The naive version changes each rule of the original grammar:
LHS = RHS1 RHS2 ... RHSN ;
:
LHS = RHS1 COMMENTS RHS2 COMMENTS ... COMMENTS RHSN ;
Although this works in an abstract way, it will most likely ruin your parser generator if it is based on LL or LALR, because now it cannot see far enough ahead of just the next token to decide what to do. Therefore, you will have to switch to a more powerful parser generator such as GLR.
A smarter version replaces (only and) each terminal T with nonterminal:
T = COMMENTS t ;
and modifies the original lexer to trivially emit t instead of T. You still have write problems.
But this gives us the basis for a real solution.
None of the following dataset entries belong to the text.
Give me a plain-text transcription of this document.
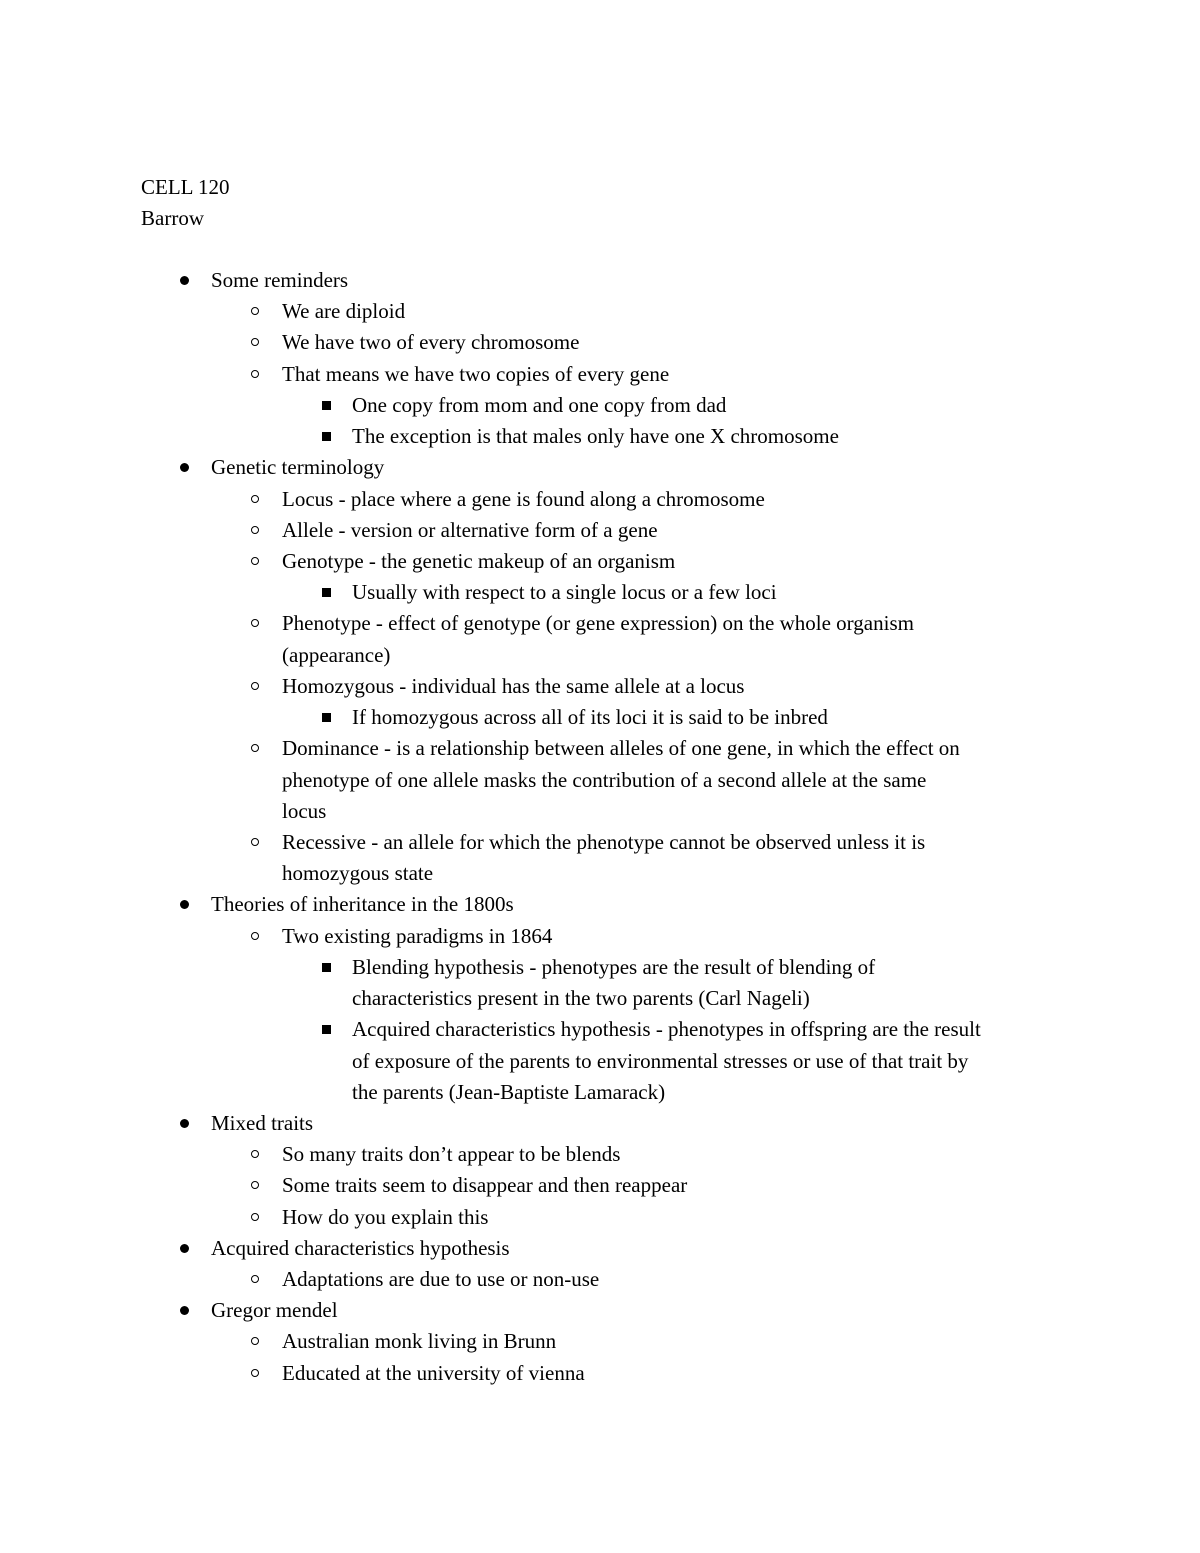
CELL 120
Barrow
Some reminders
We are diploid
We have two of every chromosome
That means we have two copies of every gene
One copy from mom and one copy from dad
The exception is that males only have one X chromosome
Genetic terminology
Locus - place where a gene is found along a chromosome
Allele - version or alternative form of a gene
Genotype - the genetic makeup of an organism
Usually with respect to a single locus or a few loci
Phenotype - effect of genotype (or gene expression) on the whole organism
(appearance)
Homozygous - individual has the same allele at a locus
If homozygous across all of its loci it is said to be inbred
Dominance - is a relationship between alleles of one gene, in which the effect on
phenotype of one allele masks the contribution of a second allele at the same
locus
Recessive - an allele for which the phenotype cannot be observed unless it is
homozygous state
Theories of inheritance in the 1800s
Two existing paradigms in 1864
Blending hypothesis - phenotypes are the result of blending of
characteristics present in the two parents (Carl Nageli)
Acquired characteristics hypothesis - phenotypes in offspring are the result
of exposure of the parents to environmental stresses or use of that trait by
the parents (Jean-Baptiste Lamarack)
Mixed traits
So many traits don’t appear to be blends
Some traits seem to disappear and then reappear
How do you explain this
Acquired characteristics hypothesis
Adaptations are due to use or non-use
Gregor mendel
Australian monk living in Brunn
Educated at the university of vienna
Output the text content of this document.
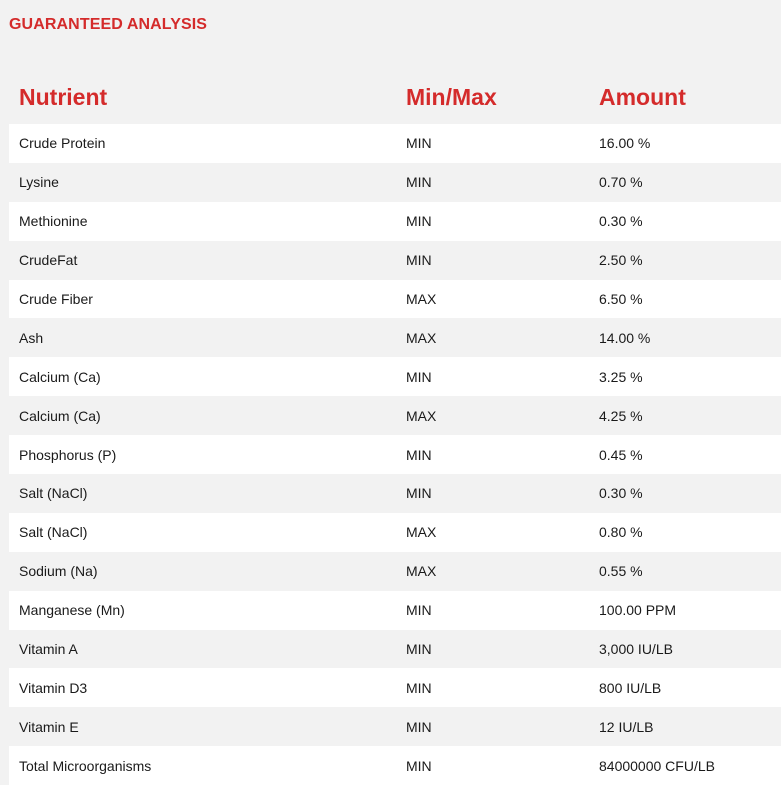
GUARANTEED ANALYSIS
Nutrient	Min/Max	Amount
Crude Protein	MIN	16.00 %
Lysine	MIN	0.70 %
Methionine	MIN	0.30 %
CrudeFat	MIN	2.50 %
Crude Fiber	MAX	6.50 %
Ash	MAX	14.00 %
Calcium (Ca)	MIN	3.25 %
Calcium (Ca)	MAX	4.25 %
Phosphorus (P)	MIN	0.45 %
Salt (NaCl)	MIN	0.30 %
Salt (NaCl)	MAX	0.80 %
Sodium (Na)	MAX	0.55 %
Manganese (Mn)	MIN	100.00 PPM
Vitamin A	MIN	3,000 IU/LB
Vitamin D3	MIN	800 IU/LB
Vitamin E	MIN	12 IU/LB
Total Microorganisms	MIN	84000000 CFU/LB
A more complicated version is to force lexer to collect the comments visible in front of the token and attach them to the next token that it emits; in essence, we are implementing a modification of the terminal grammar rule in a lexer.
Now the analyzer (you donβt need to switch technologies) just sees the markers that it originally saw; tokens carry comments as annotations. It will be useful for you to divide the comments into those that are attached to the previous token, and those that are attached to the next token, but you cannot do it better than the heuristic, because there is no practical way to decide which tokens really belong to.
You will be interested in learning how to capture positioning information on tokens and comments in order to enable source text regeneration ("comments in appropriate places"). You will find it more fun to actually recover text with the appropriate radius values, escape character strings, etc. Thus, in order not to violate the rules of the syntax of the language.
We do this with our common language processing tools, and it works quite well. It's amazing how much work so that everything is straightforward so that you can focus on your conversion task. People underestimate this a lot.